FNB Wealth and Investment Solutions spoke to its eight top stockbrokers and investors and asked them to choose the one stock they believed was worth banking on in 2019 and beyond.
Their picks were as follows.
1. Mr Price
FNB Stockbroker, Nicole Wood, chose Mr Price as her pick, saying that the group’s growth in retail sales made it an attractive stock despite share price pressures.
“A healthy balance sheet, strong online presence and expansion into Africa make for an attractive investment opportunity,” she said.
“Festive season shopping is likely to complement sales for the group,” she added.
Richard Levesque, FNB Securities portfolio manager, said that Sasol had an attractive forward dividend yield and PE ratio, which made it a promising long-term share.
“With the Lake Charles project concluding and set to free up business cash flow, higher oil prices and a weak rand, this could be the big deal worth going for,” he said.
“A forward dividend yield of 3.87% and forward PE of 9.36 times make an attractive investment on both measures.”
Woolworths is the stock pick of FNB Securities’ Susie Thompson, who said that the tough economic conditions in the shorter term provide an excellent opportunity to get in on a quality company that will deliver in the long term.
“Woolworths’ primary markets, South Africa and Australia, are currently experiencing tough economic conditions – and the near-term environment is expected to remain tough for consumers,” she said.
“This could be seen as a good opportunity to invest in a quality company with a PE of 13.9 and a dividend yield of 4.93%. Healthy holiday season sales should improve revenue.”
4. Aspen Pharmacare
Aspen had an incredibly difficult 2018, losing over half of its stock value – however, FNB portfolio manager Matt Kretzmann said that the group’s change in tactics make a compelling case for investment.
“The sale of its infant milk business and elevated debt levels saw Aspen’s share price fall from R290 to below R160 in a matter of weeks,” Kretzmann said.
“Company directors Stephen Saad and Gus Attridge, however, have shown significant confidence by recently purchasing a cumulative R110 million of stock.”
According to Kretzmann, a PE of 10 (compared to 40 in 2015) and a short-term end to acquisitive tactics makes Aspen an appealing buy.
Despite some near-term risks related to Tencent, Craig Freemantle is holding onto Naspers, which is expected to grow 30% in 2019 and 2020.
“Naspers owns 33% of Tencent (and there are) near-term risks regarding China’s gaming monetisation regulations, and this Naspers’ bottom line.

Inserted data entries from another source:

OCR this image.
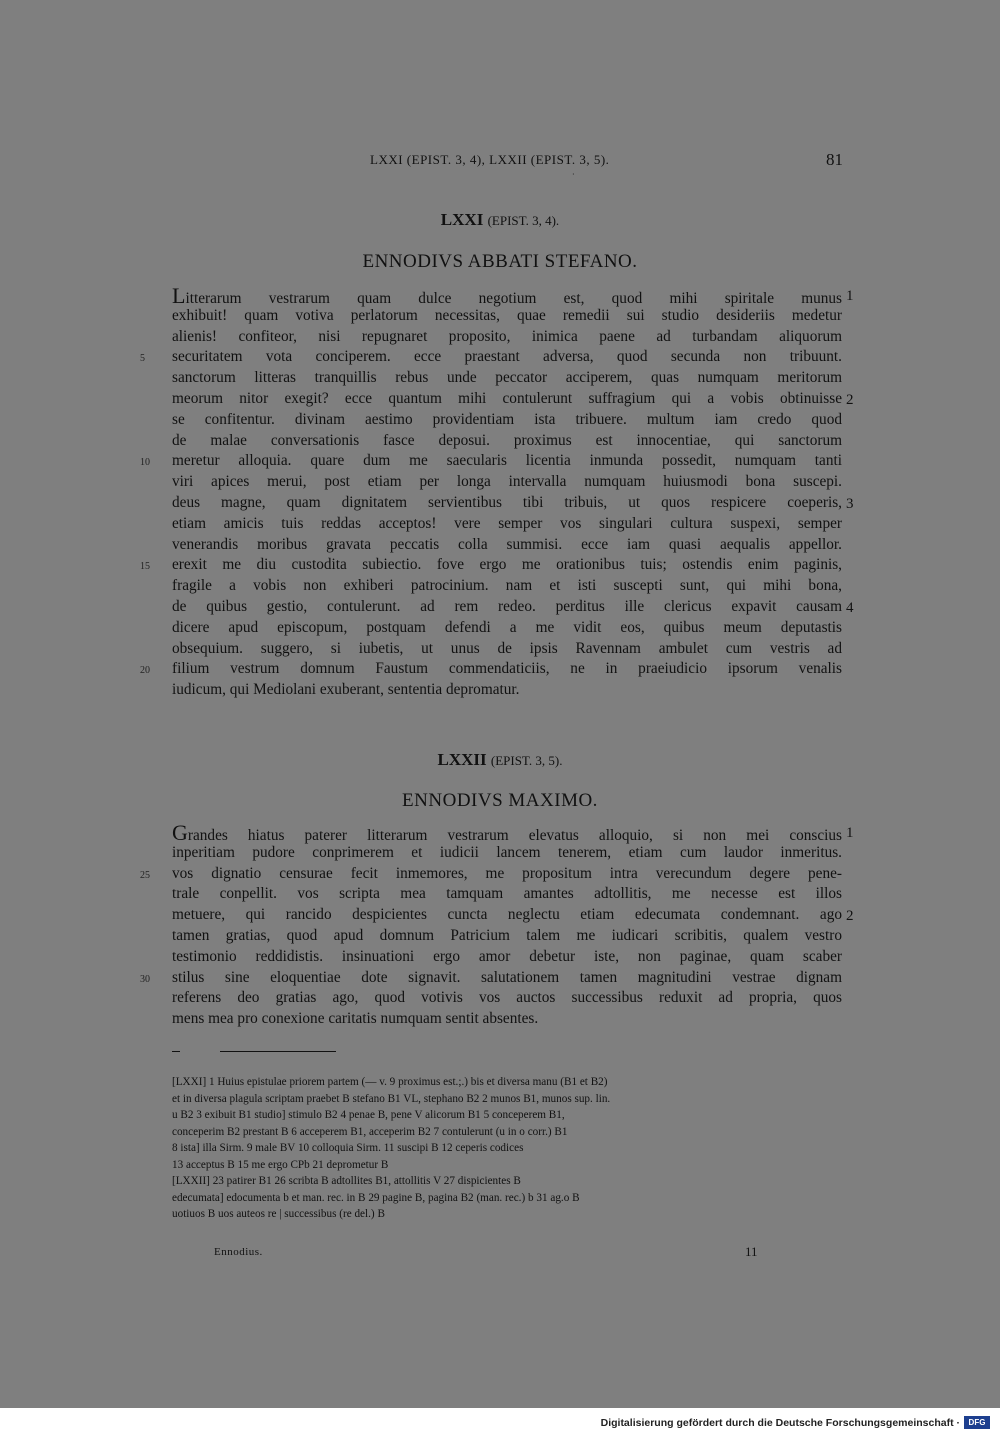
LXXI (EPIST. 3, 4), LXXII (EPIST. 3, 5).	81
·
LXXI (EPIST. 3, 4).
ENNODIVS ABBATI STEFANO.
Litterarum vestrarum quam dulce negotium est, quod mihi spiritale munus
exhibuit! quam votiva perlatorum necessitas, quae remedii sui studio desideriis medetur
alienis! confiteor, nisi repugnaret proposito, inimica paene ad turbandam aliquorum
securitatem vota conciperem. ecce praestant adversa, quod secunda non tribuunt.
sanctorum litteras tranquillis rebus unde peccator acciperem, quas numquam meritorum
meorum nitor exegit? ecce quantum mihi contulerunt suffragium qui a vobis obtinuisse
se confitentur. divinam aestimo providentiam ista tribuere. multum iam credo quod
de malae conversationis fasce deposui. proximus est innocentiae, qui sanctorum
meretur alloquia. quare dum me saecularis licentia inmunda possedit, numquam tanti
viri apices merui, post etiam per longa intervalla numquam huiusmodi bona suscepi.
deus magne, quam dignitatem servientibus tibi tribuis, ut quos respicere coeperis,
etiam amicis tuis reddas acceptos! vere semper vos singulari cultura suspexi, semper
venerandis moribus gravata peccatis colla summisi. ecce iam quasi aequalis appellor.
erexit me diu custodita subiectio. fove ergo me orationibus tuis; ostendis enim paginis,
fragile a vobis non exhiberi patrocinium. nam et isti suscepti sunt, qui mihi bona,
de quibus gestio, contulerunt. ad rem redeo. perditus ille clericus expavit causam
dicere apud episcopum, postquam defendi a me vidit eos, quibus meum deputastis
obsequium. suggero, si iubetis, ut unus de ipsis Ravennam ambulet cum vestris ad
filium vestrum domnum Faustum commendaticiis, ne in praeiudicio ipsorum venalis
iudicum, qui Mediolani exuberant, sententia depromatur.
1
2
3
4
5
10
15
20
LXXII (EPIST. 3, 5).
ENNODIVS MAXIMO.
Grandes hiatus paterer litterarum vestrarum elevatus alloquio, si non mei conscius
inperitiam pudore conprimerem et iudicii lancem tenerem, etiam cum laudor inmeritus.
vos dignatio censurae fecit inmemores, me propositum intra verecundum degere pene-
trale conpellit. vos scripta mea tamquam amantes adtollitis, me necesse est illos
metuere, qui rancido despicientes cuncta neglectu etiam edecumata condemnant. ago
tamen gratias, quod apud domnum Patricium talem me iudicari scribitis, qualem vestro
testimonio reddidistis. insinuationi ergo amor debetur iste, non paginae, quam scaber
stilus sine eloquentiae dote signavit. salutationem tamen magnitudini vestrae dignam
referens deo gratias ago, quod votivis vos auctos successibus reduxit ad propria, quos
mens mea pro conexione caritatis numquam sentit absentes.
1
2
25
30
[LXXI] 1 Huius epistulae priorem partem (— v. 9 proximus est.;.) bis et diversa manu (B1 et B2)
et in diversa plagula scriptam praebet B stefano B1 VL, stephano B2 2 munos B1, munos sup. lin.
u B2 3 exibuit B1 studio] stimulo B2 4 penae B, pene V alicorum B1 5 conceperem B1,
conceperim B2 prestant B 6 acceperem B1, acceperim B2 7 contulerunt (u in o corr.) B1
8 ista] illa Sirm. 9 male BV 10 colloquia Sirm. 11 suscipi B 12 ceperis codices
13 acceptus B 15 me ergo CPb 21 deprometur B
[LXXII] 23 patirer B1 26 scribta B adtollites B1, attollitis V 27 dispicientes B
edecumata] edocumenta b et man. rec. in B 29 pagine B, pagina B2 (man. rec.) b 31 ag.o B
uotiuos B uos auteos re | successibus (re del.) B
Ennodius.	11
Digitalisierung gefördert durch die Deutsche Forschungsgemeinschaft ·	DFG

Management sees these regulations as ‘when’ not ‘if’ issues,” he said.
“Naspers is expected to grow at 30% in 2019 and 2020, as it shifts more towards margin evolution and profits, rather than only revenue growth.”
FNB stockbroker and relationship manager Edgar Mofoko picked Hyprop as his share of choice, saying that the stock offers good value.
Hyprop is a leading specialist shopping centre Real Estate Investment Trust (REIT) in South Africa, sub-Saharan Africa and South Eastern Europe.
“The group reported above-average distribution with a year-on-year net asset value growth of 3.2%,” he said.
This is with a forward dividend yield of 8.5%, which is quite attractive, he said.
“Hyprop is set for 5%-7% growth (above the sector average) in dividends for the 2019 financial year, while the group will also look to list its European property portfolio – which could unlock additional value.”
Distell is a global business with roots in South Africa, producing and marketing a diverse portfolio of alcoholic brands.
FNB’s Michael Richter believes that the group’s growth prospects in the rest of Africa make it an attractive pick in the food and beverages sector.
“Distell has a market cap of R24.5 billion – a 2019 forward PE of about 14 times and a forward yield of 4%,” he said.
“Despite minor challenges, Distell’s diverse portfolio resilience, strong cash generation and bright prospects in Africa make it an attractive pick.”
An international share added to the mix, FNB’s Wealth and Investment Solutions CEO, Bheki Mkhize chose Google owner Alphabet as his long-term pick.
“The relatively high PE on Alphabet is supported by strong growth and profitability going forward, together with a strong management team,” he said.
“There are great prospects for Google Cloud, which continues to grow market share and Google’s self-driving Waymo cars.”
According to Mkhize, the company is also investing significantly in artificial intelligence, while continuing to grow the search engine business and online video business through advertising revenues.